Moving from TCP to UDP for node-to-node communication has been shown to offer significant performance benefits, especially under congestion [14].
## 8 Conclusions and Future Work
Dependent link padding prevents timing analysis in low-latency anonymity networks while minimizing the overhead. However, the impact of complex topologies on the performance of this technique had not yet been assessed. In this work we have analyzed anonymity / overhead trade-offs in low-latency anonymity systems that implement dependent link padding, and compared three topologies: Cascades, Free Routes and Stratified networks.

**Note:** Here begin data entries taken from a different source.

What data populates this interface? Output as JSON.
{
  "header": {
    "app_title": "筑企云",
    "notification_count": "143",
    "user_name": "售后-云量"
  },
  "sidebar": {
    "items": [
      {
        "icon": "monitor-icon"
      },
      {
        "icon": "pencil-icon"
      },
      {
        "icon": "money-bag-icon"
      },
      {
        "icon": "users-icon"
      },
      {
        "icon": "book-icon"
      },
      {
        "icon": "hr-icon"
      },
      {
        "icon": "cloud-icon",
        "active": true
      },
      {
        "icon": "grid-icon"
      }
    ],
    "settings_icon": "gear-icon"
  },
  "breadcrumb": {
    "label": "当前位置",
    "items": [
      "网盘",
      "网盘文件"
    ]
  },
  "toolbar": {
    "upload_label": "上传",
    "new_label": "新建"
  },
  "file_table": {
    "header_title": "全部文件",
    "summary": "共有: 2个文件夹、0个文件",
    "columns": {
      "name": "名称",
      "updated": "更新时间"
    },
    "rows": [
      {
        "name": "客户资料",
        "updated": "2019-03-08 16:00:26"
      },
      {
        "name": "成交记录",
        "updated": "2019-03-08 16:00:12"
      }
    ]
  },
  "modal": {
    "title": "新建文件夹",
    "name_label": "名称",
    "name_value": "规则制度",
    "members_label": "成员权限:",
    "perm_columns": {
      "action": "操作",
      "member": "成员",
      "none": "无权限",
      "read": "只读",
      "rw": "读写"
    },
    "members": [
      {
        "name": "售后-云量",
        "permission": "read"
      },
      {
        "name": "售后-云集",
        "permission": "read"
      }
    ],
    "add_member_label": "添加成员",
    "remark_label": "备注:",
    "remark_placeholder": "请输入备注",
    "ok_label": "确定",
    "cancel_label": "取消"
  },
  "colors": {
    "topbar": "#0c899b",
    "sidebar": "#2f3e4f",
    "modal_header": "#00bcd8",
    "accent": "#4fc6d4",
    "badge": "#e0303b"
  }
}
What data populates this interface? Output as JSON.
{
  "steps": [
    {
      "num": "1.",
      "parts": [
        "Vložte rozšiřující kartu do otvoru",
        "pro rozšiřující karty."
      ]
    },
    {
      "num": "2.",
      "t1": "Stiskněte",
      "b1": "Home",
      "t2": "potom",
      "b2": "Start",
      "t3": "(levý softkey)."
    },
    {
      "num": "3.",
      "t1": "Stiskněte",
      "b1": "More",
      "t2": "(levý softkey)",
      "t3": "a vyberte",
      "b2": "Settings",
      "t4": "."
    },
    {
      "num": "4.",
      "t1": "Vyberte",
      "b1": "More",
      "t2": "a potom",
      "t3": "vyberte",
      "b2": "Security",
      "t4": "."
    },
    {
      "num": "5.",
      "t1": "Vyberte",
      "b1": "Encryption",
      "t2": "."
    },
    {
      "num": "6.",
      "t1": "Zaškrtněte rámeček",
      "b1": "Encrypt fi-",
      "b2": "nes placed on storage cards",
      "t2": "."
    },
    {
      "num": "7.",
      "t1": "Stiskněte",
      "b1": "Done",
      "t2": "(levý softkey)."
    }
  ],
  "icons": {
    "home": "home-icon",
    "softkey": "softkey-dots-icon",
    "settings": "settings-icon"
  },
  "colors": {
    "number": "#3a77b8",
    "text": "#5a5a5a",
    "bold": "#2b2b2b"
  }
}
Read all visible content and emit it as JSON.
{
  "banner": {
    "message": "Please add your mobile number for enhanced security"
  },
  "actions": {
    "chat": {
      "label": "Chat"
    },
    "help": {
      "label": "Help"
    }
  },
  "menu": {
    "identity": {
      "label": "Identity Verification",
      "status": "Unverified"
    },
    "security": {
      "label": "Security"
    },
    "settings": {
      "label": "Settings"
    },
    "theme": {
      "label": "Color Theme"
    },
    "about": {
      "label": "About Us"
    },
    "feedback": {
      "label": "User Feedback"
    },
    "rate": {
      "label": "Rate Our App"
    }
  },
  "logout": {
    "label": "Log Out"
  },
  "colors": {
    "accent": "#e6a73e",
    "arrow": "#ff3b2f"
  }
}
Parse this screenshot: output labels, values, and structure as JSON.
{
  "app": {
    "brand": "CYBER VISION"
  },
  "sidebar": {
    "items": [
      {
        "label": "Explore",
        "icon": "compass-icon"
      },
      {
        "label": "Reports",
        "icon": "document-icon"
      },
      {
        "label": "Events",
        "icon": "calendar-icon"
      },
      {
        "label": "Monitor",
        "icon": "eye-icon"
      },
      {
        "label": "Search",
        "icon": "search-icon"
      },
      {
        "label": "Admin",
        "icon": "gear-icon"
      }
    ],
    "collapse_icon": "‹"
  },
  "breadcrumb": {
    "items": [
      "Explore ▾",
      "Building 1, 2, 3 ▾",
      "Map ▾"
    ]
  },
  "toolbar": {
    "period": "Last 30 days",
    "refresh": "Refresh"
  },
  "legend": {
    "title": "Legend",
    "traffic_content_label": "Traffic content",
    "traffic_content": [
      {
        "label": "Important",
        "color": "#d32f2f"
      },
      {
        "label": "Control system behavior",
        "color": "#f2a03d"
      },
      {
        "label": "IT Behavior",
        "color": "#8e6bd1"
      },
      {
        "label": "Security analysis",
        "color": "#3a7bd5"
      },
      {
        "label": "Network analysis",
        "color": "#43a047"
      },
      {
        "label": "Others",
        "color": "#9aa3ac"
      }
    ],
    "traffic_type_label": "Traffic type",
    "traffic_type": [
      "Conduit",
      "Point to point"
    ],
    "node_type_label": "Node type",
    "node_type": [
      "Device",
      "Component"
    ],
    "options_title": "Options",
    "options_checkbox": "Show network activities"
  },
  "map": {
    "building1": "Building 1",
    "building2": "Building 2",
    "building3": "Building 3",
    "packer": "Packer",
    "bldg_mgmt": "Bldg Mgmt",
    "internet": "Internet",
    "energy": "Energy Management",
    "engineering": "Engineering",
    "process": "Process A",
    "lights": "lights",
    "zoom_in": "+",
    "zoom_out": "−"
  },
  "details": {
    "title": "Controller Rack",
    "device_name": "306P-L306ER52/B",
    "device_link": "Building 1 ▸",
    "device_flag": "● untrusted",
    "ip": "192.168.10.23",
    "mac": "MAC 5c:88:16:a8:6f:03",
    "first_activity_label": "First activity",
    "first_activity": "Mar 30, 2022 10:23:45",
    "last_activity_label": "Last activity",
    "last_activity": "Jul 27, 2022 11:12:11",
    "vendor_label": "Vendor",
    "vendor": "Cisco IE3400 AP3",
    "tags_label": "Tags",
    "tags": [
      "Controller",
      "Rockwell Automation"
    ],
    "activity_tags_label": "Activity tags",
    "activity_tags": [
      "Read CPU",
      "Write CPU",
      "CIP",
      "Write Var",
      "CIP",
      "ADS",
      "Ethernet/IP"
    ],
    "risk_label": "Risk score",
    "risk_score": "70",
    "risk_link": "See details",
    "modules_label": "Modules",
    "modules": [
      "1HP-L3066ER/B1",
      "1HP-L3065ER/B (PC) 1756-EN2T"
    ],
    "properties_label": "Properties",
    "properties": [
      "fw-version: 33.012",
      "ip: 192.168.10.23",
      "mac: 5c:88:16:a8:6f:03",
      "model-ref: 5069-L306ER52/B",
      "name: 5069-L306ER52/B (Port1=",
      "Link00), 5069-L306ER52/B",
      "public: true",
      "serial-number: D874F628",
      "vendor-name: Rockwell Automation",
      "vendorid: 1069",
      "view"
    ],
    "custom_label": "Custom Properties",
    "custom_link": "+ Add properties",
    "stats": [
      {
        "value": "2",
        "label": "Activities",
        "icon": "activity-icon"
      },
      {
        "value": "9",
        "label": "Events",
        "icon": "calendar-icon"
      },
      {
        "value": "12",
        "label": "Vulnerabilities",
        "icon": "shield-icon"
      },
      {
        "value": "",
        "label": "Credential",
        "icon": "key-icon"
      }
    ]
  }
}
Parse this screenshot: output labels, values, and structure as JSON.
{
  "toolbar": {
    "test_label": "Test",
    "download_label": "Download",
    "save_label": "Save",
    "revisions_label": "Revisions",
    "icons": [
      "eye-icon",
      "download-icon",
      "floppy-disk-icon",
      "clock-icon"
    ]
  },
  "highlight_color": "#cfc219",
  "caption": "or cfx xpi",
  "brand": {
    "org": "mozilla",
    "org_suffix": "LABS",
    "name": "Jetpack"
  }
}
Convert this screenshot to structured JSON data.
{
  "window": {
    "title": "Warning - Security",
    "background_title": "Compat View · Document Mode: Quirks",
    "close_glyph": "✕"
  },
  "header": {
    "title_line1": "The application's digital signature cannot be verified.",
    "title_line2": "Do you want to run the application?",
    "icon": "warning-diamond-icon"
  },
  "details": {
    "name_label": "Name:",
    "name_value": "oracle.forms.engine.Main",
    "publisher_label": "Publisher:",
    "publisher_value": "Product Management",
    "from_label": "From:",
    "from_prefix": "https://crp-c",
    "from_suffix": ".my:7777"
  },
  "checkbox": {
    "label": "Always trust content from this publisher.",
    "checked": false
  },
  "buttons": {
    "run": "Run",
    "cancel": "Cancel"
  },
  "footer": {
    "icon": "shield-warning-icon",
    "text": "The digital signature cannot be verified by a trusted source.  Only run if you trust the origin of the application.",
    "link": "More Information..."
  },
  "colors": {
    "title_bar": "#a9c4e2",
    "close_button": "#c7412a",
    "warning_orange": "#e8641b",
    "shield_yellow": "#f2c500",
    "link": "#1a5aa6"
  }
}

> In this work we have assumed that all the nodes in the network are trustworthy. This is essential for RO-DLP to achieve the same level of protection against an external adversary, when compared to previous dependent link padding proposals. If the adversary has control over some of the nodes in the network [7], she would see partially padded circuits, and potentially correlate traffic based on timing analysis.